A cruel fact of life is that our most urgent tasks are seldom the most important or meaningful. Some things that need to be done right away (or at least this week) are the dishes, the laundry, the grocery shopping, taking out the garbage, and you know, work.
But those things aren’t important in the final measure of someone’s life. They just have the clearest deadlines and the most obvious consequences when neglected.
On the other hand, suppose that someone aspires to be a writer. An average person with a day job and all the ordinary tasks of life to attend to. What consequence is there if they don’t get around to reading today? If they don’t write a single sentence this month? None. They can go on their entire lives going to work, coming home, cooking dinner, washing the dishes, zoning out on Candy Crush, going to bed, repeating the process.
There is more and more evidence that creativity is born of boredom. That we need time with zero obligations to cultivate our own ability to think and observe, rather than just absorb the internet and its cat memes.
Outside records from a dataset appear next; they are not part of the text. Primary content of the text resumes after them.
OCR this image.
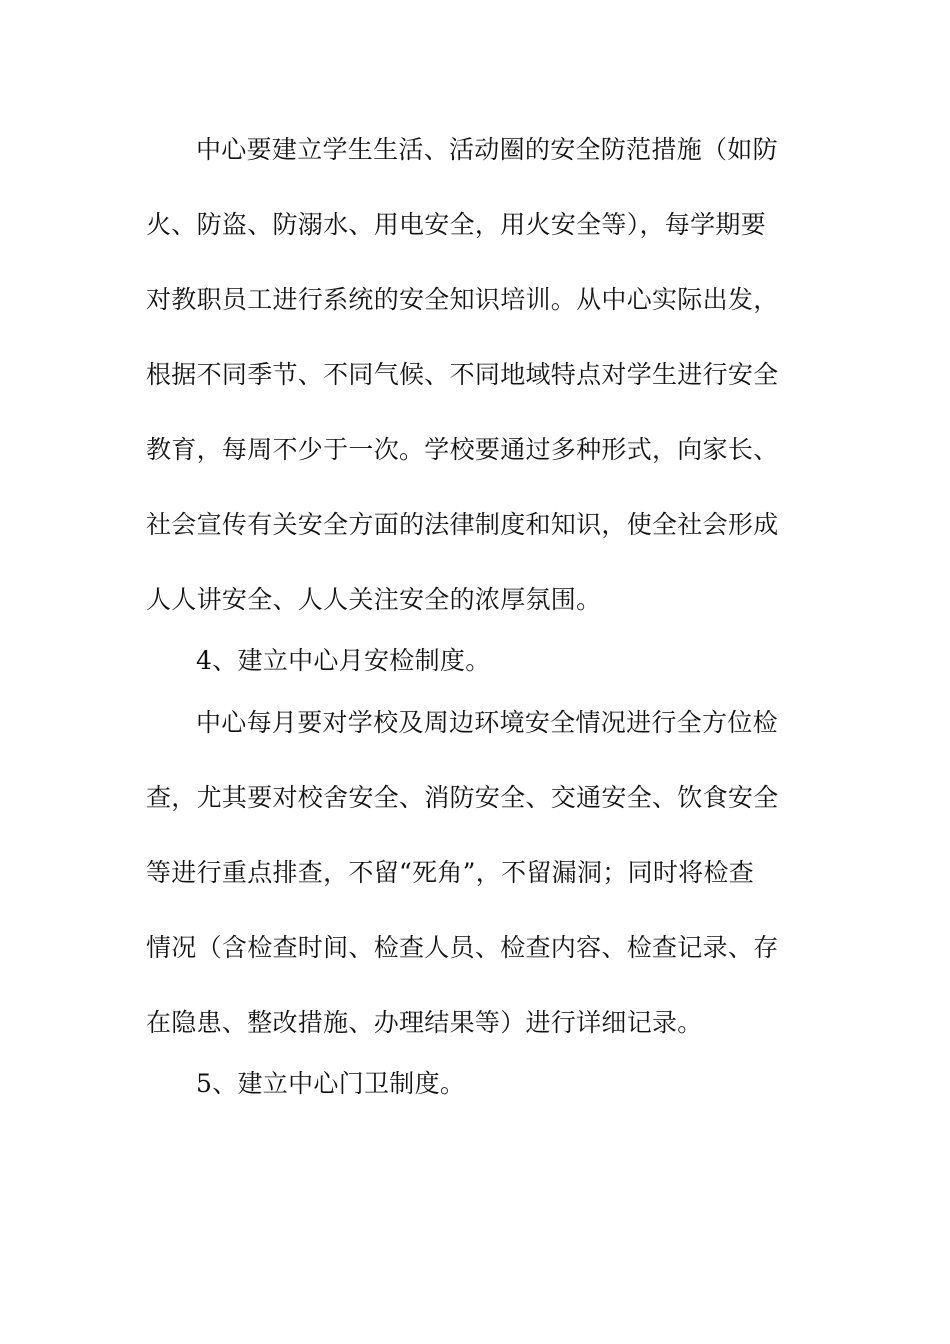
中心要建立学生生活、活动圈的安全防范措施（如防
火、防盗、防溺水、用电安全，用火安全等），每学期要
对教职员工进行系统的安全知识培训。从中心实际出发，
根据不同季节、不同气候、不同地域特点对学生进行安全
教育，每周不少于一次。学校要通过多种形式，向家长、
社会宣传有关安全方面的法律制度和知识，使全社会形成
人人讲安全、人人关注安全的浓厚氛围。
4、建立中心月安检制度。
中心每月要对学校及周边环境安全情况进行全方位检
查，尤其要对校舍安全、消防安全、交通安全、饮食安全
等进行重点排查，不留“死角”，不留漏洞；同时将检查
情况（含检查时间、检查人员、检查内容、检查记录、存
在隐患、整改措施、办理结果等）进行详细记录。
5、建立中心门卫制度。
The only way I can think of to mitigate the fallout of this inverse relationship between important and urgent tasks is the following:
- Figure out your most productive time of day
- Use at least an hour of that window every day for something important to you
This is how I passed my quals.
Now. If you have trouble even identifying things that are important, that’s a bigger issue. But still use that hour a day to be bored. Eventually it will point you in the right direction.